How to Keep a Phish Alive
Posted by Erik Larkin | Sunday, August 06, 2006 10:37 AM PT
Here's another example, this one out of Defcon here in Vegas, of how phishers and other online criminals work to stay one step ahead of the good guys. To get around attempts to shut down their phishing sites, the bad guys are using a trick with the domain name service, or DNS, that translates human-readable names like www.google.com into the IP addresses that computers use to find their way around on the Internet. DNS is a must-have; the Internet couldn't function without it.
But the crooks are using an otherwise useful, and often free, service called dynamic DNS to keep phishing sites alive.

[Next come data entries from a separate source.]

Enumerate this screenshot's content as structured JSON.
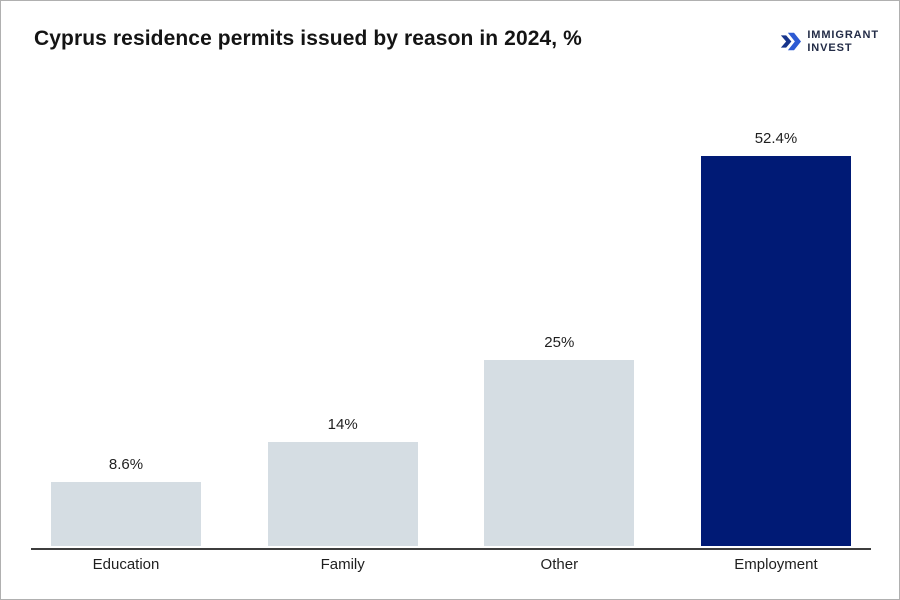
{
  "header": {
    "title": "Cyprus residence permits issued by reason in 2024, %",
    "logo": {
      "line1": "IMMIGRANT",
      "line2": "INVEST"
    }
  },
  "colors": {
    "bar_default": "#d5dde3",
    "bar_highlight": "#001a75",
    "axis": "#3d3d3d",
    "text": "#1f1f1f",
    "logo_text": "#232c47",
    "logo_icon_dark": "#16348c",
    "logo_icon_light": "#2d5ad3"
  },
  "chart_data": {
    "type": "bar",
    "title": "Cyprus residence permits issued by reason in 2024, %",
    "categories": [
      "Education",
      "Family",
      "Other",
      "Employment"
    ],
    "values": [
      8.6,
      14,
      25,
      52.4
    ],
    "value_labels": [
      "8.6%",
      "14%",
      "25%",
      "52.4%"
    ],
    "highlight_category": "Employment",
    "xlabel": "",
    "ylabel": "",
    "ylim": [
      0,
      55
    ],
    "grid": false,
    "legend": false
  }
}
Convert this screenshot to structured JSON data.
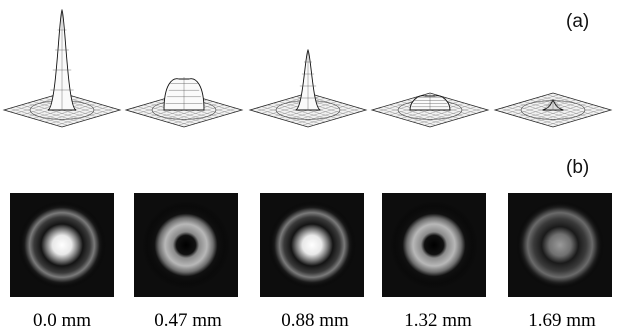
{
  "panel_labels": {
    "a": "(a)",
    "b": "(b)"
  },
  "frames": [
    {
      "caption": "0.0 mm",
      "peak_height": 1.0,
      "profile": "central-peak",
      "image_pattern": "bright-core-with-ring"
    },
    {
      "caption": "0.47 mm",
      "peak_height": 0.33,
      "profile": "flat-top-donut",
      "image_pattern": "donut"
    },
    {
      "caption": "0.88 mm",
      "peak_height": 0.6,
      "profile": "central-peak",
      "image_pattern": "bright-core-with-ring"
    },
    {
      "caption": "1.32 mm",
      "peak_height": 0.16,
      "profile": "flat-top-donut",
      "image_pattern": "donut"
    },
    {
      "caption": "1.69 mm",
      "peak_height": 0.1,
      "profile": "central-peak",
      "image_pattern": "dim-core-with-ring"
    }
  ]
}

The service lets anyone who signs up for an account link a name to a changing IP address, which is good for things like using a webcam at home.
Problem is, when a phishing site is found and shut down, phishers using dynamic DNS can just start another one at a new IP address and keep the same name. So all those email links pointing to http://stealyourmoney.phishing.com will still work.
I found out about this one at a talk from Gadi Evron, who works for an Israeli security company. He says botnet controllers use the same trick to keep the command-and-control centers for their botnets. Used to be that the control servers were a good target, because if you shut them down the botnet was effectively dead in the water. But dynamic DNS allows the same continuous cat-and-mouse game here too.
The people running dynamic DNS fight the criminals, of course, but it's an ongoing battle that for the moment (at least according to Evron) gives the bad guys the advantage. Yet another reason why phishing won't be going away any time soon.
OK, then just register the domain name the phishers had, and keep it out of circulation. This can be that hard to do...
You can't register a name that's already in use. That's the point, the domain name stays the same throughout the entire process, but the underlying IP address changes.
But, if the people running dynamic DNS "confiscated" the phish-namename, so it shows up as being owned (the crooks cannot just re-register it), but it can't be controlled by the crooks, wouldn't that solve this part of the problem?